Lift the Moratorium on Federal Coal
March 9, 2017
Coal is declining as a source of power, say critics, because cheap and abundant natural gas is keeping coal in the ground and away from power plants.
Today, coal generates a third of the nation’s electricity, a steep drop from its 50 percent market share when President Obama took office. Coincidence? We don’t think so. Team Obama spent eight years issuing regulation after regulation, piling costs on coal miners and power plants, hobbling coal’s ability to compete with natural gas.
Now that’s changing. Honoring a pledge made in his campaign, President Trump with the help of Congress has already removed the stream rule, one of the costliest regulations aimed at coal communities. Another policy that richly deserves the axe is the current moratorium on new federal coal leases. Imposed in the waning days of the Obama administration, the ban affects production throughout Wyoming, Montana, Colorado and Utah, a region that provides the nation’s largest and growing source of coal, much of it used in power plants in the populous Eastern half of the country.
The moratorium rests on politically contrived reasoning. Team Obama accused coal operators of cheating taxpayers by paying low royalties. This accusation is counter factual. A report prepared by Norwest Corporation revealed that the Secretary of the Interior uncritically accepted incomplete and manipulated data from several advocacy organizations to suggest that federal coal producers pay below market royalties and fees. In fact, Norwest shows that federal coal producers are paying above-market royalty rates as well as bonus bids and other fees that are rarely, if ever, charged on private coal leases.
When all fees and royalties are considered, almost 40 cents of every dollar of federal coal sales from the Powder River Basin goes to the government. This helps to explain why annual leasing revenues in 2015 doubled the amount received 12 years ago.

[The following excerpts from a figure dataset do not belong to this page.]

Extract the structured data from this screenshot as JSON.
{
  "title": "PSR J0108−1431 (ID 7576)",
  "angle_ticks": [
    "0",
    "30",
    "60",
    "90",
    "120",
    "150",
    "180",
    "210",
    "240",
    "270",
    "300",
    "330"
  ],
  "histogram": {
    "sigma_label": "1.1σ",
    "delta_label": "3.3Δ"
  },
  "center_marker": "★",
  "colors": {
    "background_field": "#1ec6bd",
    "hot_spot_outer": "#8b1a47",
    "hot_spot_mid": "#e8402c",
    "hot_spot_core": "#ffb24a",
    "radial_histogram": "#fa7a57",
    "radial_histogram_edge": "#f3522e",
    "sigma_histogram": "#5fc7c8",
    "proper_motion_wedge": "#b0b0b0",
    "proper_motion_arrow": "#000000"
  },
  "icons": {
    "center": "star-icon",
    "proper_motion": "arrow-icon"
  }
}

The moratorium was never about a fair return to taxpayers, and all about capitulating to the demands of the “keep-it-in-the-ground’ movement. From this movement came the second rationale — the feared impact on global temperatures from burning federal coal. The impact from the volume of coal affected by the federal coal moratorium would be trifling if measurable at all. The entire volume of federal coal produced from the Powder River Basin amounts to a mere 4.7 percent of the world’s total production.
Although the volumes of coal affected by the moratorium are too small to reduce global warming, they are not too small to reduce employment prospects here at home. Mining federal coal directly accounts for more than 14,000 high wage jobs with good benefits and supports more than 55,000 jobs throughout coal’s broad supply chain. (MSHA preliminary 2016).
Best of all, lifting the moratorium requires little more than a pen in the hand of Interior Secretary Zinke. A quick way to get the country’s energy policy back on track.